Objective Minimally invasive approaches to mitral valve surgery are increasingly used, but the surgical approach must not compromise the clinical outcome for improved cosmesis. We examined the outcomes of mitral repair performed through right minithoracotomy or median sternotomy. Methods Between January 2002 and October 2011, 1011 isolated mitral valve repairs were performed in the University of Pennsylvania health system (455 sternotomies, 556 right minithoracotomies).
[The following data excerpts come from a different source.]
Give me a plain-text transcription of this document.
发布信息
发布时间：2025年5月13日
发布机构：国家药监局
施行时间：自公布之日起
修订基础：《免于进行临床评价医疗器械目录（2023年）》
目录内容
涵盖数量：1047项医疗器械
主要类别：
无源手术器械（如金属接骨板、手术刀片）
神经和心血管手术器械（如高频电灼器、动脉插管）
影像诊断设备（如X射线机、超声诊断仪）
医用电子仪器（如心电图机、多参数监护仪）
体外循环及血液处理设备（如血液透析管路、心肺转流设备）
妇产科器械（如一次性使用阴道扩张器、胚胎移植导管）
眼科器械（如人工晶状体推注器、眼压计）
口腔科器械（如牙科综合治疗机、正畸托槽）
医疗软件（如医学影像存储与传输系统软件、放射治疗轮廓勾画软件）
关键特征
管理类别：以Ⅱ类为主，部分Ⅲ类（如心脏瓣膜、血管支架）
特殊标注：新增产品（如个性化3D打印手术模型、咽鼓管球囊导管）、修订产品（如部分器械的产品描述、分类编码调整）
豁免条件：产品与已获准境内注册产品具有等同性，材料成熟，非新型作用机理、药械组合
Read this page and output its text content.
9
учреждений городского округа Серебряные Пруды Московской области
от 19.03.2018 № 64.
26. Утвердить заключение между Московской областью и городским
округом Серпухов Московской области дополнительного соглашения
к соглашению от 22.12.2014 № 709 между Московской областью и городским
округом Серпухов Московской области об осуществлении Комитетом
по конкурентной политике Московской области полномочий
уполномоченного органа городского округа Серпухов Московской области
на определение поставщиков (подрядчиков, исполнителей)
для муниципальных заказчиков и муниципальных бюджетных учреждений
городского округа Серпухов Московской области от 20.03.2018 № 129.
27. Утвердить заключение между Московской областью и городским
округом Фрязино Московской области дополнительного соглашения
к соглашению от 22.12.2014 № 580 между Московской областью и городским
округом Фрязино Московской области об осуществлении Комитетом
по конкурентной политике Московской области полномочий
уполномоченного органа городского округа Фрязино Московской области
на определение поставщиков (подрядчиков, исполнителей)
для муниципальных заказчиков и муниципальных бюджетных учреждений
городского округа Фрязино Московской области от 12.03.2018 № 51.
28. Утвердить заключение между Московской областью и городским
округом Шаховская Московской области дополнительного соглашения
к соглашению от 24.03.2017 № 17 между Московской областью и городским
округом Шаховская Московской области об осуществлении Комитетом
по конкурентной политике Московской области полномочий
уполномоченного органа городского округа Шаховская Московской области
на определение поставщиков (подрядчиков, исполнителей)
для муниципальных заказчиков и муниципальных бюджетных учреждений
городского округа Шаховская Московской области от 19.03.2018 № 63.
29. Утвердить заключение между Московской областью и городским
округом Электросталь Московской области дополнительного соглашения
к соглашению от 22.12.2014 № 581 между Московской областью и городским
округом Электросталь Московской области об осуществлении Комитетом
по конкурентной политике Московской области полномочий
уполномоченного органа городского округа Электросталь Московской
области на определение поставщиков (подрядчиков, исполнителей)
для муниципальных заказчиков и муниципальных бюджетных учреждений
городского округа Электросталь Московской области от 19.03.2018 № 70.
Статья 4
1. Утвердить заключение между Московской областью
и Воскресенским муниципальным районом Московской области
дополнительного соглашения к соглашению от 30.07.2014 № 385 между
To account for key differences in preoperative risk profiles, propensity scores identified 201 well-matched patient pairs with mitral regurgitation of any cause and 153 pairs with myxomatous disease. Results In-hospital mortality was similar between propensity-matched groups (0% vs 0% for the degenerative cohort; 0% vs 0.5%, P = .5 for the overall cohort; in minimally invasive and sternotomy groups, respectively). Incidence of stroke, infection, myocardial infarction, exploration for postoperative hemorrhage, renal failure, and atrial fibrillation also were comparable. Transfusion was less frequent in the minimally invasive groups (11.8% vs 20.3%, P = .04 for the degenerative cohort; 14.0% vs 22.9%, P .03 for the overall cohort), but time to extubation and discharge was similar. A 99% repair rate was achieved=in patients with myxomatous disease, and a minimally invasive approach did not significantly increase the likelihood of a failed repair resulting in mitral valve replacement. Patients undergoing minimally invasive mitral repair were more likely to have no residual post-repair mitral regurgitation (97.4% vs 92.1%, P = .04 for the degenerative cohort; 95.5% vs 89.6%, P = .02 for the overall cohort). In the overall matched cohort, early readmission rates were higher in patients undergoing sternotomies (12.6% vs 4.4%, P = .01). Over 9 years of follow-up, there was no significant difference in long-term survival between groups (P = .8). Conclusions In appropriate patients with isolated mitral valve disease of any cause, a right minithoracotomy approach may be used without compromising clinical outcome.